El inspector llegó al hospital menos de cuarenta minutos después de la llamada.
Clara seguía inmóvil sobre la cama, con el hombro y parte del pecho cubiertos por gruesos vendajes. Cada respiración le arrancaba una punzada de dolor.
—Soy el inspector Esteban Ruiz —se presentó con voz serena—. La enfermera dice que quiere denunciar una agresión.
Clara señaló lentamente su bolso.
—Primero… escuche eso.
El inspector abrió el compartimento lateral.
Una pequeña grabadora digital seguía encendida.
La luz roja todavía parpadeaba.
Ruiz conectó unos audífonos.
Durante los primeros segundos solo se escuchaban platos, cubiertos y el aceite chisporroteando.
Después apareció la voz de Leonor.
—Si no vende esos edificios, tendremos que obligarla.
La voz de Julián respondió con absoluta tranquilidad.
—Cuando vea su cara destruida, firmará cualquier cosa.
El inspector levantó lentamente la vista.
La grabación continuó.
El sonido del aceite.
El grito desgarrador de Clara.
La risa de Leonor.
Y finalmente la frase que hizo que el policía detuviera la reproducción para volver a escucharla.
—Voy a pedirte el divorcio.
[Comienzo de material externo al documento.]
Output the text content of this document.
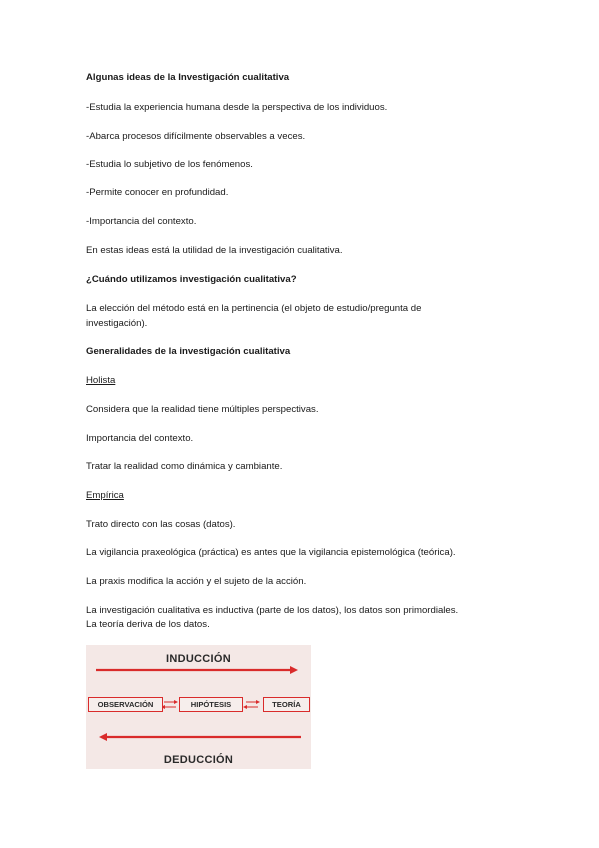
Algunas ideas de la Investigación cualitativa
-Estudia la experiencia humana desde la perspectiva de los individuos.
-Abarca procesos difícilmente observables a veces.
-Estudia lo subjetivo de los fenómenos.
-Permite conocer en profundidad.
-Importancia del contexto.
En estas ideas está la utilidad de la investigación cualitativa.
¿Cuándo utilizamos investigación cualitativa?
La elección del método está en la pertinencia (el objeto de estudio/pregunta de
investigación).
Generalidades de la investigación cualitativa
Holista
Considera que la realidad tiene múltiples perspectivas.
Importancia del contexto.
Tratar la realidad como dinámica y cambiante.
Empírica
Trato directo con las cosas (datos).
La vigilancia praxeológica (práctica) es antes que la vigilancia epistemológica (teórica).
La praxis modifica la acción y el sujeto de la acción.
La investigación cualitativa es inductiva (parte de los datos), los datos son primordiales.
La teoría deriva de los datos.
INDUCCIÓN
OBSERVACIÓN	HIPÓTESIS	TEORÍA
DEDUCCIÓN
No pienso seguir casado con alguien que se va a ver así.
La habitación quedó completamente en silencio.
—Esto… cambia todo —dijo Ruiz.
Clara cerró los ojos.
—Todavía falta una parte.
El inspector siguió reproduciendo.
Entonces apareció una conversación que ninguno de los dos recordaba que la grabadora también había captado.
Leonor hablaba en voz baja.
—Después de esto, el abogado del banco ya no tendrá problemas para ejecutar los documentos.
Julián respondió sin preocuparse por bajar el volumen.
—Aunque no firme, encontraremos otra manera de poner esos edificios a nuestro nombre.
Ruiz apagó inmediatamente el dispositivo.
Su expresión había cambiado por completo.
—No solo estamos hablando de lesiones graves.
Miró fijamente a Clara.
—Aquí también hay indicios de conspiración para cometer fraude patrimonial.
Mientras tanto, al otro lado de la ciudad, Julián entró sonriendo al despacho de su abogado.
—¿Trajiste los papeles del divorcio?
—Listos para presentar.
Julián dejó las llaves del automóvil sobre el escritorio.
—Con la presión suficiente, firmará antes de un mes.
El abogado dudó unos segundos.
—¿Y si denuncia la agresión?
Julián soltó una carcajada.
—¿Con qué pruebas?
Mi madre ya limpió toda la cocina.
El sartén está impecable.
Los empleados dependen de nosotros.
Nadie va a declarar en nuestra contra.
No sabía que, en ese mismo instante, dos agentes ya solicitaban una orden judicial para asegurar la casa.
A media tarde, el licenciado Arturo Barragán llegó al hospital acompañado por la directora jurídica del fideicomiso.
Colocó una carpeta azul sobre la cama.
—Todo quedó congelado.
—¿También los edificios?
—Los tres.
—¿Y las cuentas relacionadas?
Barragán sonrió por primera vez.
—También.
Clara respiró aliviada.
Entonces el abogado abrió otra carpeta.
—Hay algo más que debe saber.
Sacó varios estados financieros.
—Su esposo no solo quería vender las propiedades.
Fue pasando hoja tras hoja.
Créditos vencidos.
Demandas mercantiles.
Embargos preventivos.
Empresas fantasma.
La deuda total superaba los doscientos cuarenta millones de pesos.
Clara sintió un vacío en el estómago.
—¿Cómo pudo ocultarme todo esto?
Barragán deslizó el último documento.
—Porque llevaba más de dos años usando una empresa registrada a nombre de un prestanombres.
En la esquina superior aparecía la firma del administrador único.
Clara conocía perfectamente ese nombre.
No era Julián.
No era Leonor.
Era el contador personal de su difunto padre.
El mismo hombre que había administrado durante quince años el patrimonio familiar y que seguía teniendo acceso a información confidencial del fideicomiso.

Barragán apretó lentamente la carpeta.
—Clara… me temo que esto nunca fue solo un problema entre usted, su esposo y su suegra.
Alguien de absoluta confianza llevaba años trabajando desde dentro contra su propia familia.